• Consultation Paper on Consob Regulation of Issuers and Regulation of Markets
  • April 24, 2012
  • Law Firm: Norton Rose Canada LLP - Montreal Office
  • In the course of 2011, following the financial crisis, the Italian regulator, Consob, started and directed a process to study and revise certain regulations in order to revise provisions which would favour access to the market by companies and investors. As a result, the first set of amendments which were aimed at reducing the administrative and economic burdens on the market (Deliberation no 18079, January 2012) were approved earlier this year. In late 2011, Consob conducted further work with a view to amending certain provisions in connection to issuers and the market for the purposes of: (i) maintaining an adequate level of national regulation when compared to European regulation; (ii) simplifying the requirements in connection with the status of a “company listed on a regulated market” in order to reduce procedural costs, and to maintain an efficient level of control of the market in order to protect the rights of the investors. Following this work Consob published, on 22 March 2012, a consultation paper proposing further amendments to the Consob Regulations of the Issuers (IR) and to the Consob Regulation on the Markets (MR). The deadline for comments on the consultation paper is 23 April 2012.

    The main amendments proposed are, inter alia, the following.

    Amendment of the definition criteria for the Issuers of financial instruments widely distributed among the public

    Increased threshold (from 200 to 500) in the number of shareholders and bondholders for the applicability of the regime of the so called “Issuers of financial instruments widely distributed among the public”, enhancing the effectiveness of the diffusion of the financial instruments amongst the public.

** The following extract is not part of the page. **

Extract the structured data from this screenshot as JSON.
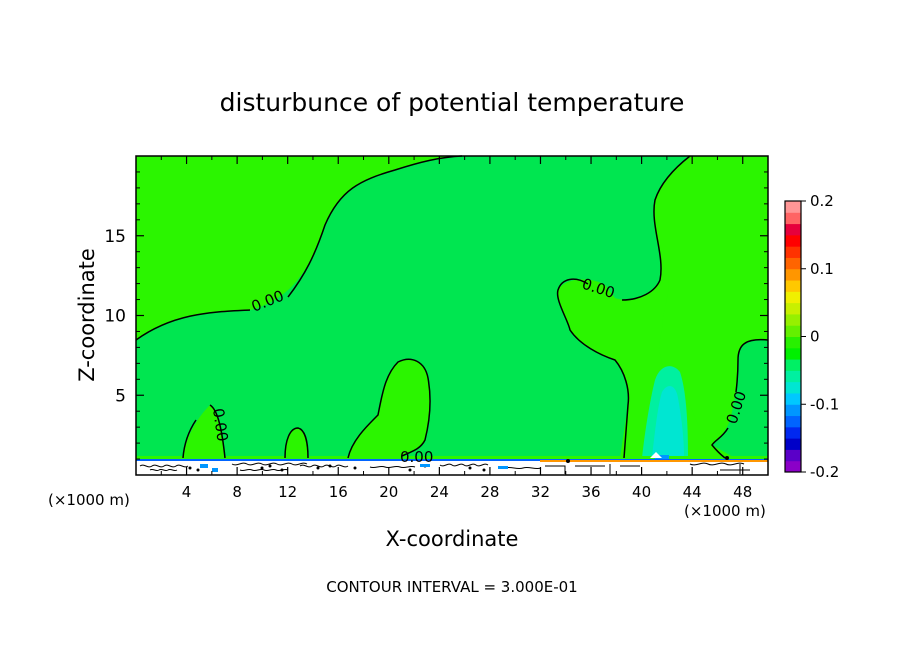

Further, with respect to companies issuing bond securities, it is required that such issue has a nominal value equal to or above Euro 5 million.

    Therefore the proposed definition criteria is intended to streamline and reduce the regulatory regime applicable to the current number of companies that will no longer fall into the definition.

    Public offerings

    Reduction to Euro 100,000 (from Euro 250,000) of the minimum subscription for the application of the exemption from the publication of a prospectus in public offers involving: a) open-ended collective investment undertakings; and b) financial products issued by insurance companies. An identical reduction has also been proposed for the exemption to launch a takeover bid or tender offer, by the issuer, aiming to acquire or offer units of investment schemes or financial products issued by insurance companies. The proposed changes will serve a double purpose: (i) align the IR with the Prospectus Directive as amended; and (ii) extend the application of the regime on tender and exchange offers also to investment schemes and offers of financial products issued by insurance companies.

    Moreover, in order to deal with the issue of so called “splitting”, the consultation paper proposes to extend an extension of the publication exemption of an offering document, to the event offor exchange offers of securities with: (i) a value of no less then Euro 50,000 000 and; (ii) where the bondholders, who did not reach the amount of bond required for the exchange, are provided with a money consideration [sorry but I don't follow - can we please re-word?].

    Shareholders’ rights

    In light of the current reduction in capitalization and market volatility, the consultation paper amends the criteria for the calculation of the percentage requested for the submission of the lists of candidates for appointment to the board of directors: (a) variation of the capitalization parameter to 1 billion Euros; and (b) subsequent variation of the percentage for the list’s submission: 1 per cent for the companies whose capitalization is between 1 billion and 15 billion, and 2.5 per cent for companies whose capitalization is less than Euro1 billion, with no variation for the other thresholds of 1.5 per cent and 2 per cent.

    Moreover, in order to guarantee greater fairness amongst shareholders and to encourage IPOs, companies intending to go public may adopt as reference criteria for the submission of lists, and up until the second renewal term of the managing boards, a percentage of share capital possession ownership equal to 2.5% share capital possession [is possession the right word?] with no regards to the capitalization.

    Information duties

    To achieve maximum harmonization on obligations concerning ownership structure, so as to lighten regulatory requirements on investors the consultation paper proposes a simplification of the disclosure procedure of significant holdings as follows:

    • removal of the communication duties on the significant holding as per article 117 IR, which are additional to the ones pursuant to the Transparency Directive (35, 40, 45, 75 per cent)

    • extension of the application of the significant holdings regulation to all parties (EU and non-EU) which perform asset management activities, with the extension of the exemption from the communication of the significant holdings between 2 per cent and 5 per cent in order to allow the application to non harmonized close ended collective investment undertakings

    • streamlining of the disclosure obligations of fiduciary companies, to the sole circumstance of the trustees exercising discretionally the right of vote on the registered

    • new exemption for the temporary acquisition of shares below the threshold of 5 per cent by qualified investors.

    In light of the above amendments, it is clear that the intention of the consultation paper is the simplification and harmonization of procedures in order to make entry to the market easier and more affordable.